Memory Subsystem & Latency

Memory performance in server chips is absolutely crucial due to the sheer core count in the system. Amazon’s Graviton2 chip has the most modern memory capabilities of our test set thanks to 8 DDR4-3200 memory controllers, providing up to a theoretical 204GB/s peak bandwidth. What’s also important, is the SoC’s cache hierarchy and the latencies it’s able to access data at.

Looking at the linear latency graph results, let’s first focus on the DRAM region and see how the Graviton2 ends up relative to the competition.
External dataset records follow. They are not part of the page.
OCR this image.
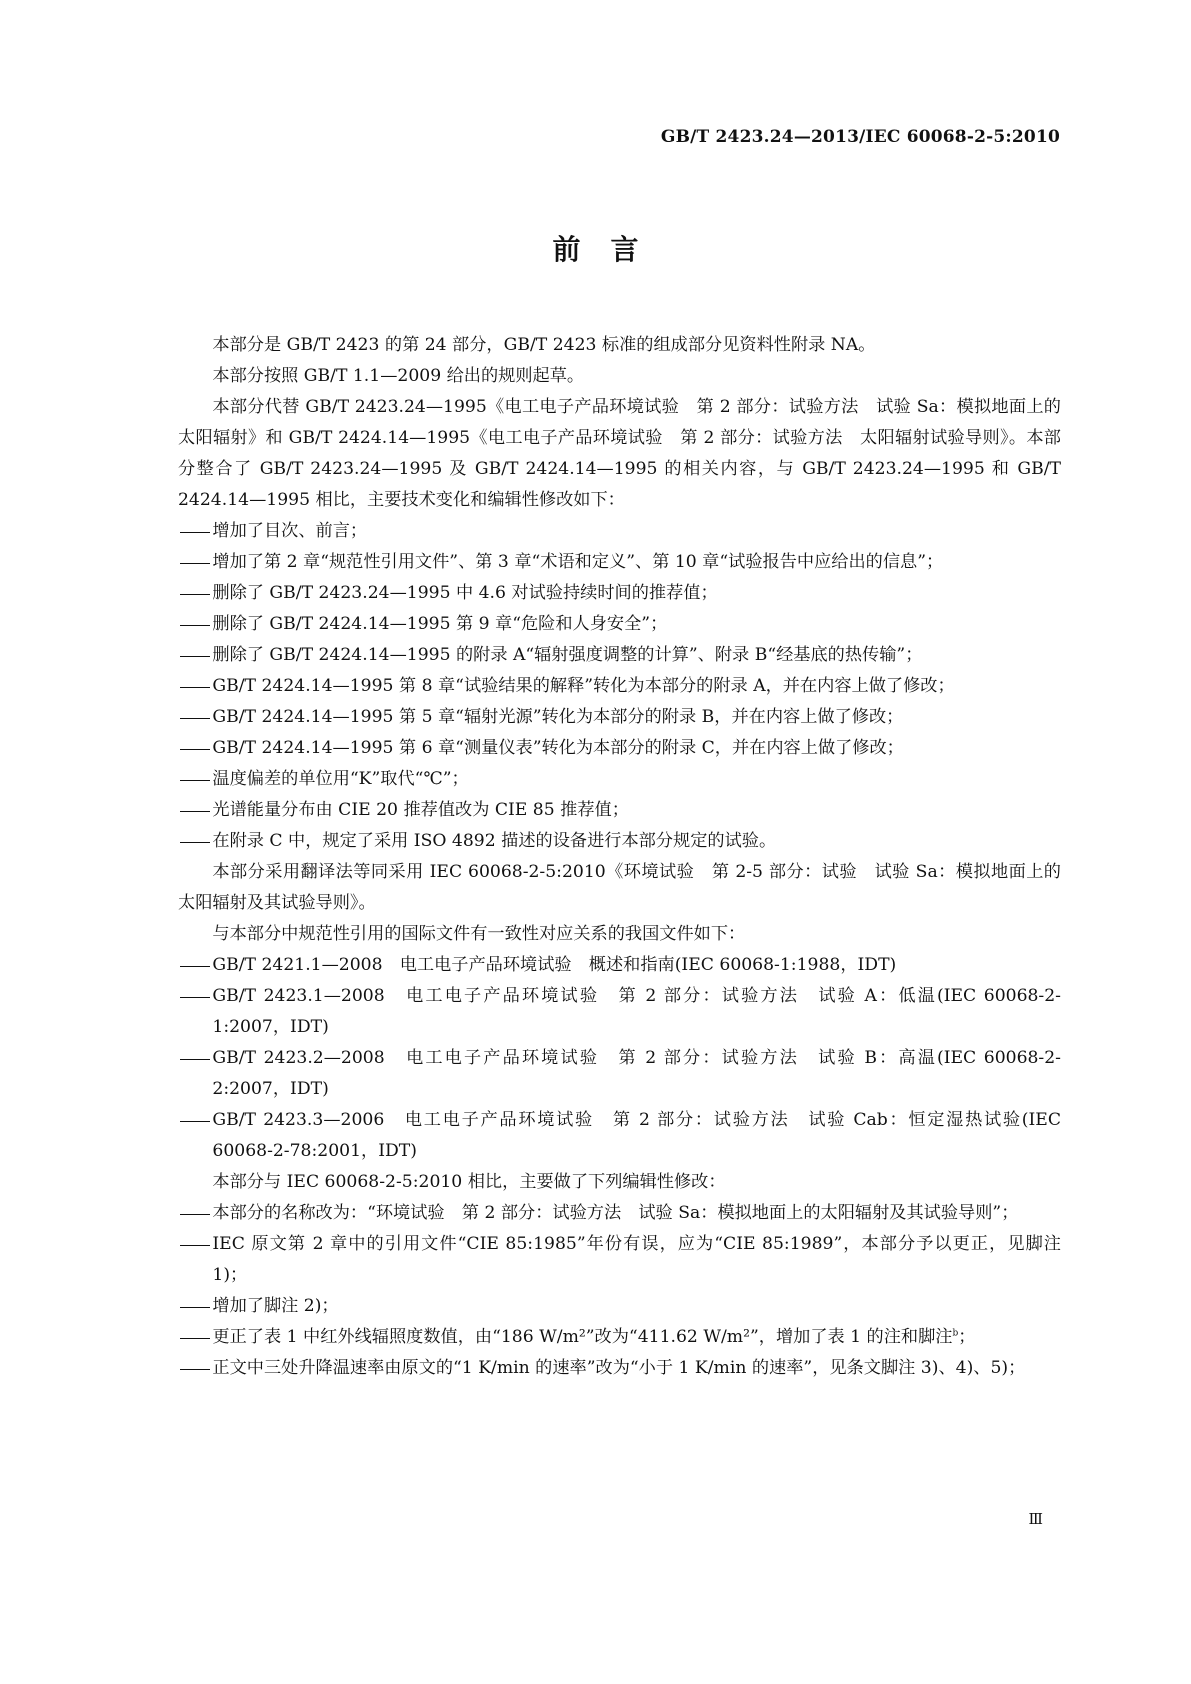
GB/T 2423.24—2013/IEC 60068-2-5:2010
前言

本部分是 GB/T 2423 的第 24 部分，GB/T 2423 标准的组成部分见资料性附录 NA。

本部分按照 GB/T 1.1—2009 给出的规则起草。

本部分代替 GB/T 2423.24—1995《电工电子产品环境试验　第 2 部分：试验方法　试验 Sa：模拟地面上的太阳辐射》和 GB/T 2424.14—1995《电工电子产品环境试验　第 2 部分：试验方法　太阳辐射试验导则》。本部分整合了 GB/T 2423.24—1995 及 GB/T 2424.14—1995 的相关内容，与 GB/T 2423.24—1995 和 GB/T 2424.14—1995 相比，主要技术变化和编辑性修改如下：

增加了目次、前言；

增加了第 2 章“规范性引用文件”、第 3 章“术语和定义”、第 10 章“试验报告中应给出的信息”；

删除了 GB/T 2423.24—1995 中 4.6 对试验持续时间的推荐值；

删除了 GB/T 2424.14—1995 第 9 章“危险和人身安全”；

删除了 GB/T 2424.14—1995 的附录 A“辐射强度调整的计算”、附录 B“经基底的热传输”；

GB/T 2424.14—1995 第 8 章“试验结果的解释”转化为本部分的附录 A，并在内容上做了修改；

GB/T 2424.14—1995 第 5 章“辐射光源”转化为本部分的附录 B，并在内容上做了修改；

GB/T 2424.14—1995 第 6 章“测量仪表”转化为本部分的附录 C，并在内容上做了修改；

温度偏差的单位用“K”取代“℃”；

光谱能量分布由 CIE 20 推荐值改为 CIE 85 推荐值；

在附录 C 中，规定了采用 ISO 4892 描述的设备进行本部分规定的试验。

本部分采用翻译法等同采用 IEC 60068-2-5:2010《环境试验　第 2-5 部分：试验　试验 Sa：模拟地面上的太阳辐射及其试验导则》。

与本部分中规范性引用的国际文件有一致性对应关系的我国文件如下：

GB/T 2421.1—2008　电工电子产品环境试验　概述和指南(IEC 60068-1:1988，IDT)

GB/T 2423.1—2008　电工电子产品环境试验　第 2 部分：试验方法　试验 A：低温(IEC 60068-2-1:2007，IDT)

GB/T 2423.2—2008　电工电子产品环境试验　第 2 部分：试验方法　试验 B：高温(IEC 60068-2-2:2007，IDT)

GB/T 2423.3—2006　电工电子产品环境试验　第 2 部分：试验方法　试验 Cab：恒定湿热试验(IEC 60068-2-78:2001，IDT)

本部分与 IEC 60068-2-5:2010 相比，主要做了下列编辑性修改：

本部分的名称改为：“环境试验　第 2 部分：试验方法　试验 Sa：模拟地面上的太阳辐射及其试验导则”；

IEC 原文第 2 章中的引用文件“CIE 85:1985”年份有误，应为“CIE 85:1989”，本部分予以更正，见脚注 1)；

增加了脚注 2)；

更正了表 1 中红外线辐照度数值，由“186 W/m²”改为“411.62 W/m²”，增加了表 1 的注和脚注$^b$；

正文中三处升降温速率由原文的“1 K/min 的速率”改为“小于 1 K/min 的速率”，见条文脚注 3)、4)、5)；

Ⅲ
Surprisingly enough, the Graviton2 does extremely well. Although the cache hierarchies between the designs are very different, when looking at an arbitrary 128MB memory depth, the three systems are near identical. We do see that the Graviton2’s full random latency increases at a higher rate the deeper into DRAM you compare it against the AMD and Intel systems. The structural memory latency between the Amazon and AMD chips are near identical, meaning the AMD system doing better further down in random accesses probably is due to better TLBs or page-table walkers.

Our measured 81ns structural estimate figure here almost directly matches up with Arm’s published 83ns figure from a year ago, further giving credence to Arm’s published figures from back then (Arm's figure was LMBench random using hugepages, we're accounting for TLB misses in our patterns with 4KB pages).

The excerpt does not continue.